2022-06-22

『カゴメ』と『NEC』がAI活用で営農支援の新会社設立へ

写真はイメージ

「トマトは生産額ベースでみると世界で一番つくられている野菜。それだけの量のトマトを上手に栽培するためには、優れた栽培技術が欠かせない。営農指導員の匠の技術と最新のテクノロジーを組み合わせることで、画期的なスマート農業が実現できる」と語るのは、カゴメ専務の渡辺美衡氏。
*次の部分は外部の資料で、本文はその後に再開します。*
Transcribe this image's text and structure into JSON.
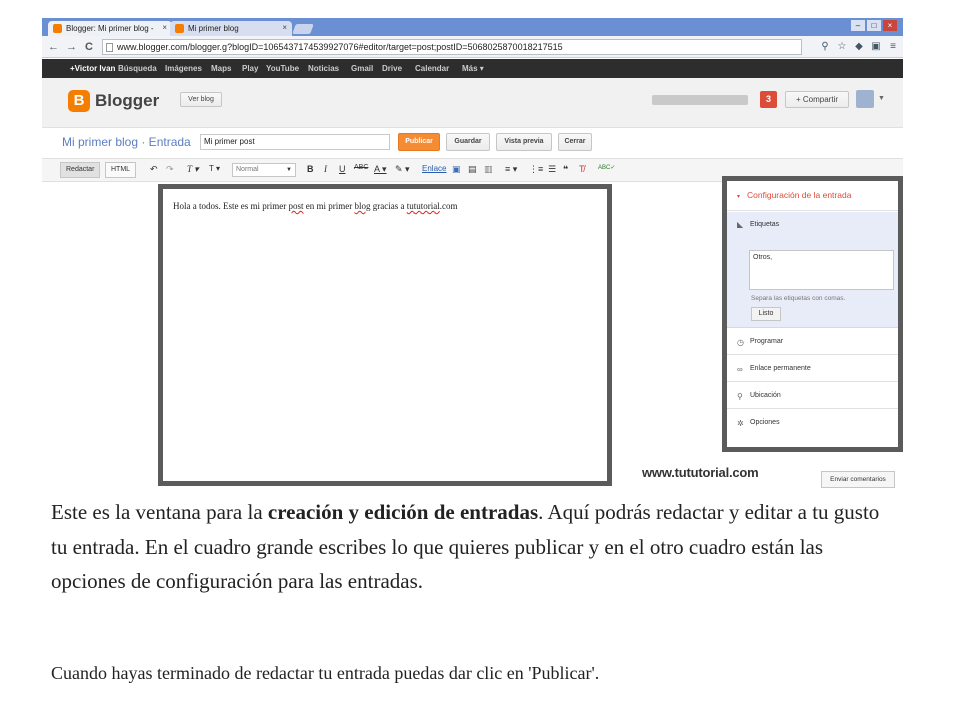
{
  "browser": {
    "tabs": [
      {
        "label": "Blogger: Mi primer blog -"
      },
      {
        "label": "Mi primer blog"
      }
    ],
    "close_glyph": "×",
    "url": "www.blogger.com/blogger.g?blogID=1065437174539927076#editor/target=post;postID=5068025870018217515",
    "window_controls": [
      "–",
      "□",
      "×"
    ],
    "nav": {
      "back": "←",
      "forward": "→",
      "reload": "C"
    },
    "toolbar_icons": [
      "search-icon",
      "star-icon",
      "extension-icon",
      "cast-icon",
      "menu-icon"
    ]
  },
  "google_bar": {
    "items": [
      "+Victor Ivan",
      "Búsqueda",
      "Imágenes",
      "Maps",
      "Play",
      "YouTube",
      "Noticias",
      "Gmail",
      "Drive",
      "Calendar",
      "Más ▾"
    ]
  },
  "blogger": {
    "logo_letter": "B",
    "brand": "Blogger",
    "view_blog": "Ver blog",
    "notifications": "3",
    "share": "+ Compartir"
  },
  "post": {
    "breadcrumb": "Mi primer blog · Entrada",
    "title_value": "Mi primer post",
    "buttons": {
      "publish": "Publicar",
      "save": "Guardar",
      "preview": "Vista previa",
      "close": "Cerrar"
    }
  },
  "editor_toolbar": {
    "mode_compose": "Redactar",
    "mode_html": "HTML",
    "undo": "↶",
    "redo": "↷",
    "font_family": "T ▾",
    "font_size": "T ▾",
    "font_select": "Normal",
    "bold": "B",
    "italic": "I",
    "underline": "U",
    "strike": "ABC",
    "text_color": "A ▾",
    "highlight": "✎ ▾",
    "link": "Enlace",
    "align": "≡ ▾",
    "numbered_list": "⋮≡",
    "bullet_list": "☰",
    "quote": "❝",
    "clear_format": "T̸",
    "spellcheck": "ABC✓"
  },
  "editor": {
    "parts": [
      "Hola a todos. Este es mi primer ",
      "post",
      " en mi primer ",
      "blog",
      " gracias a ",
      "tututorial",
      ".com"
    ]
  },
  "settings": {
    "title": "Configuración de la entrada",
    "expand_arrow": "▾",
    "labels_title": "Etiquetas",
    "labels_value": "Otros,",
    "labels_help": "Separa las etiquetas con comas.",
    "done": "Listo",
    "sections": [
      {
        "icon": "clock-icon",
        "glyph": "◷",
        "label": "Programar"
      },
      {
        "icon": "link-icon",
        "glyph": "∞",
        "label": "Enlace permanente"
      },
      {
        "icon": "location-pin-icon",
        "glyph": "⚲",
        "label": "Ubicación"
      },
      {
        "icon": "gear-icon",
        "glyph": "✲",
        "label": "Opciones"
      }
    ]
  },
  "watermark": "www.tututorial.com",
  "feedback_button": "Enviar comentarios",
  "caption": {
    "p1_before": "Este es la ventana para la ",
    "p1_bold": "creación y edición de entradas",
    "p1_after": ". Aquí podrás redactar y editar a tu gusto tu entrada. En el cuadro grande escribes lo que quieres publicar y en el otro cuadro están las opciones de configuración para las entradas.",
    "p2": "Cuando hayas terminado de redactar tu entrada puedas dar clic en 'Publicar'."
  },
  "colors": {
    "accent_orange": "#f57d00",
    "publish_button": "#f58b33",
    "settings_title": "#dd4b39",
    "link_blue": "#5b7fc1",
    "highlight_border": "#5b5b5b"
  }
}
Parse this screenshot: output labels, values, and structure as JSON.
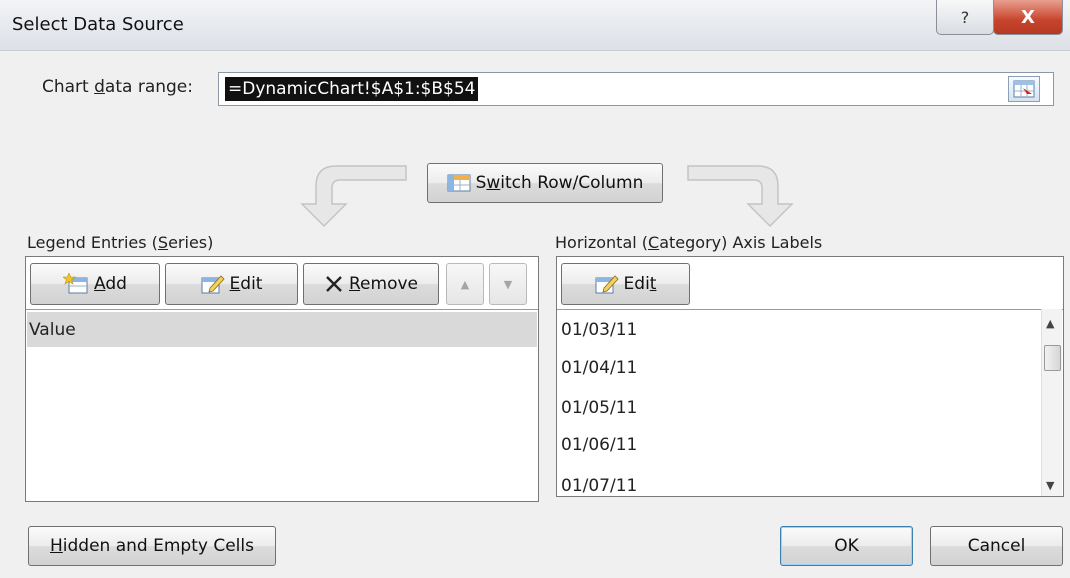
{
  "dialog": {
    "title": "Select Data Source",
    "help_label": "?",
    "close_label": "X"
  },
  "range": {
    "label_pre": "Chart ",
    "label_mnemonic": "d",
    "label_post": "ata range:",
    "value": "=DynamicChart!$A$1:$B$54"
  },
  "switch_button": {
    "pre": "S",
    "mnemonic": "w",
    "post": "itch Row/Column"
  },
  "legend": {
    "heading_pre": "Legend Entries (",
    "heading_mnemonic": "S",
    "heading_post": "eries)",
    "add": {
      "mnemonic": "A",
      "rest": "dd"
    },
    "edit": {
      "mnemonic": "E",
      "rest": "dit"
    },
    "remove": {
      "mnemonic": "R",
      "rest": "emove"
    },
    "move_up": "▲",
    "move_down": "▼",
    "items": [
      "Value"
    ]
  },
  "axis": {
    "heading_pre": "Horizontal (",
    "heading_mnemonic": "C",
    "heading_post": "ategory) Axis Labels",
    "edit": {
      "pre": "Edi",
      "mnemonic": "t"
    },
    "items": [
      "01/03/11",
      "01/04/11",
      "01/05/11",
      "01/06/11",
      "01/07/11"
    ]
  },
  "footer": {
    "hidden_mnemonic": "H",
    "hidden_rest": "idden and Empty Cells",
    "ok": "OK",
    "cancel": "Cancel"
  },
  "icons": {
    "scroll_up": "▲",
    "scroll_down": "▼"
  }
}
 カゴメとNECが、AI(人工知能)を活用して加工用トマトの営農支援を行う合弁会社を設立する。新会社はかねてからカゴメが事業や研究を続けているポルトガルに設立。カゴメのトマト栽培に関する知見とNECが持つ技術力を活用して、主に欧米で営農支援を加速。将来的にはそこで得たノウハウを日本にも持ち込みたい考えだ。

 具体的には、熟練の農家のノウハウをAIに学習させることで収益性の高い営農を促進。センサーや衛星写真を活用することで畑の状況を“見える化”し、広大な畑の中から異常が発生している箇所を的確に特定し、生産性向上を図ることを目指す。

 NEC常務の藤川修氏は「センサーと天気予報、衛星などの様々なデータを組み合わせることで、広大な畑の状態をシミュレーションで再現し、正しく把握できれば、あまりIT投資ができない栽培農家にも貢献できそうだと考えた」と話す。

 ICT(情報通信技術)を活用したスマート農業自体は、富士通なども手掛けており、真新しいものではない。しかし、「単に畑の状態を見える化するだけでなく、AIを活用することで、畑の状態を診断し、どう栽培していくべきかという処方箋を出すことができる」(渡辺氏)。

 現在は世界で人口増加による食料需要が増加。また、ロシアによるウクライナ侵攻などの影響で食糧価格が高騰している。食糧安全保障が今まで以上に問われる中で、企業が果たせる役割も増していると言えそうだ。